Most of the people in both groups have a more generalized background from Windows Server, but we do have some that moved from Netscape LDAP to AD when we migrated that directory, and from other *nix-based operations roles.
But this separation from the general Windows and *nix Server operations teams helps us to maintain joe's rule of few EAs.

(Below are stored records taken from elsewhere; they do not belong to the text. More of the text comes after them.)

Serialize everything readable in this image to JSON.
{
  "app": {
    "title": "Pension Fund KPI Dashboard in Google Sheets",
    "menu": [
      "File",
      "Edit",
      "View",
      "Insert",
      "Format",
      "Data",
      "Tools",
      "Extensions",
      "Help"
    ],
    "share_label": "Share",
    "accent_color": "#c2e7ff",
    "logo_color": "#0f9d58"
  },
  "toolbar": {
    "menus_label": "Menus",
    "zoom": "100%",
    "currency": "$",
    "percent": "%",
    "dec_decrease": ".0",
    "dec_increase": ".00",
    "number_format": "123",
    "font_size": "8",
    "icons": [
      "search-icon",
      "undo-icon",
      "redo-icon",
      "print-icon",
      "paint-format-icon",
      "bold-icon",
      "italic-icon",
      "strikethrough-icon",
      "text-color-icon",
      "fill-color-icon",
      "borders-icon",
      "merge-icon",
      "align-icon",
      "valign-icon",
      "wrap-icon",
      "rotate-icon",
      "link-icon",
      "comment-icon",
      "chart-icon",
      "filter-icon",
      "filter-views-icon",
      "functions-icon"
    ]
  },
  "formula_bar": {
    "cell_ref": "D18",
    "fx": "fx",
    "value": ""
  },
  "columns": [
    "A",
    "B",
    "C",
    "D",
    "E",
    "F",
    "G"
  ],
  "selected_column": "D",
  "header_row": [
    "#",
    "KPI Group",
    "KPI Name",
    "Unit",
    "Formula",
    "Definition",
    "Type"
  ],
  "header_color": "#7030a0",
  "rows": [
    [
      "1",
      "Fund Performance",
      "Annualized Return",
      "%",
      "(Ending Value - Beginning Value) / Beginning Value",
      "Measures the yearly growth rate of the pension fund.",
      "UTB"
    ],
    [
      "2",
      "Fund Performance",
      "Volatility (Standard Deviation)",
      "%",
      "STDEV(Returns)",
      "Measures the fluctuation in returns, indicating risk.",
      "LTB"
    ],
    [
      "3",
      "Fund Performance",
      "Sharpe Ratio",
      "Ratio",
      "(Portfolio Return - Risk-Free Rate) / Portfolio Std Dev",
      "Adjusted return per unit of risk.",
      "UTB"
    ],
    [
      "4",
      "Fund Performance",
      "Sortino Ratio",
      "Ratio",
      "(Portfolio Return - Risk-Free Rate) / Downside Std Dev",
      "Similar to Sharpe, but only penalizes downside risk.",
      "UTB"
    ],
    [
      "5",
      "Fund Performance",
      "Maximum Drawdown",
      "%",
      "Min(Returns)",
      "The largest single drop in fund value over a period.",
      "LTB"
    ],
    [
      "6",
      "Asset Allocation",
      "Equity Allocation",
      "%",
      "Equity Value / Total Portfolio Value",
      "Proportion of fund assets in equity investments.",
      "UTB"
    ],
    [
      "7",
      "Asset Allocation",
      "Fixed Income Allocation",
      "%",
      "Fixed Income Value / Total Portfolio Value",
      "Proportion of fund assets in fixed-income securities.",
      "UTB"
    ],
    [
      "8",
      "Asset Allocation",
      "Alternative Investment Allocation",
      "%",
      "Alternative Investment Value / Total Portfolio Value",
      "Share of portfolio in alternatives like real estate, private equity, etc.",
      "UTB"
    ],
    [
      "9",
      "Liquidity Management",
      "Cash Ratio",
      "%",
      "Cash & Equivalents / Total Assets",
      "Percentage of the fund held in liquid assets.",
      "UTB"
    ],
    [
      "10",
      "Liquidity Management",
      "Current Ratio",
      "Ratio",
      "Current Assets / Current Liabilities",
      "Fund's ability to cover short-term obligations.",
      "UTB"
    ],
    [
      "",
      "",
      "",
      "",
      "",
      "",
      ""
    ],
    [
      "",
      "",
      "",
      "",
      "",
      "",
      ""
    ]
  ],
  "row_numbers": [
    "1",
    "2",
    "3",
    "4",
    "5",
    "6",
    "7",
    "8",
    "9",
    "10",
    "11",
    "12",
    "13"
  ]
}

-- http://dloder.blogspot.com --
________________________________
From: Gil Kirkpatrick <Gil.Kirkpatrick@xxxxxxxxxxxxxxxx>
To: "activedir@xxxxxxxxxxxxxxxx" <activedir@xxxxxxxxxxxxxxxx>
Sent: Friday, March 30, 2012 4:26 AM
Subject: RE: [ActiveDir] [OT] - AD/DS team in an IT organization
Going back in history, it was the Window Server team that ended up with AD responsibilities. Sometimes the larger orgs would explicitly carve off a separate team from the Windows Server group and make them responsible for AD, other times the team gradually developed AD as a focus. I’ve never seen an org where the AD team came from networking, security, or for instance, the Netscape directory team. It’s always been part of Windows.
-gil
From:activedir-owner@xxxxxxxxxxxxxxxx [mailto:activedir-owner@xxxxxxxxxxxxxxxx] On Behalf Of Gabriele Scolaro
Sent: Friday, March 30, 2012 6:33 PM
To: activedir@xxxxxxxxxxxxxxxx
Subject: [ActiveDir] [OT] - AD/DS team in an IT organization
Based on your experience in medium/large orgs (say 10K empoyees at least) - whether as an employee or consultant/contractor - within which functional area does the team responsible for Active Directory commonly fit? How is it commonly called? “Active Directory”? “Directory Services”?
Thanks – Gabriele.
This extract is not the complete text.